Hey all! Been shooting a bow for a while, started on a old hand me down recurve and now have a Bear Grizzly 45#. I broke into the compound game last year when our Sportsman's Warehouse closed down. I now have a Bowtech Patriot II. I hunted last year with it, didn't kill, but am thoroughly addicted!

I've been poking around here and there is a lot of knowledgeable folks. I am fixing to begin a rebuild of my sights, rest, and arrow choices. 

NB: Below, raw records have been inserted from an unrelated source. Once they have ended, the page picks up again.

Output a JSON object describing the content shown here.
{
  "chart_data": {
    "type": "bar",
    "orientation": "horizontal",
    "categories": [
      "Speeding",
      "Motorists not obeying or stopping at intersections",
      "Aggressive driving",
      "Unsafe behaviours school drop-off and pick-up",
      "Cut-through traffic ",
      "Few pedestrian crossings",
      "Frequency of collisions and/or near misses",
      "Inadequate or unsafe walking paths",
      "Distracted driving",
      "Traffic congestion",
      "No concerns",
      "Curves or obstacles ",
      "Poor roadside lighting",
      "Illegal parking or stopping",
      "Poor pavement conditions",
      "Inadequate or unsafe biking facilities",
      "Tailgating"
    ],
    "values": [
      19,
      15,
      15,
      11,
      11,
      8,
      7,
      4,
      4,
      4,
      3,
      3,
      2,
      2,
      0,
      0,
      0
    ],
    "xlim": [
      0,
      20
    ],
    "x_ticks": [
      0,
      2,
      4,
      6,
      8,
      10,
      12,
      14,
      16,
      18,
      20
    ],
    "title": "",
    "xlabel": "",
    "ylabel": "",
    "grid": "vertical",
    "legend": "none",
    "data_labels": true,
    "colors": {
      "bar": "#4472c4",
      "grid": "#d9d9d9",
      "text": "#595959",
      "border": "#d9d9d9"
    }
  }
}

I am still really ignorant about tuning them and such, so I am looking forward everyone's input!


----------



## cptbrain (Dec 16, 2007)

Welcome!


----------



## BGI Hunter (Aug 20, 2010)

Welcome to AT


----------



## ivacic (Apr 6, 2010)

welcome to AT!


----------



## rcmjr (Jan 31, 2007)

Welcome!


----------



## Tim Roberts (Jul 13, 2002)

:wav: :yo: *G'day.*







to *Archery Talk* 223voodoo. Have fun here.


----------



## Dthbyhoyt (Dec 4, 2004)

:welcome: 2 ArcheryTalk


----------



## rycountryboy (Feb 21, 2008)

*:welcome: to AT*


----------



## buckchaser86 (Jun 10, 2009)

Welcome to AT!!


----------



## BowArmory (Jun 21, 2010)

*Welcome to AT !!!*


----------



## King (Dec 8, 2002)

:welcome: *to Archerytalk!!

Randy
Mod Staff*


----------



## wicked1Joe (May 19, 2009)

:wav:

Welcome to AT
:wav:


----------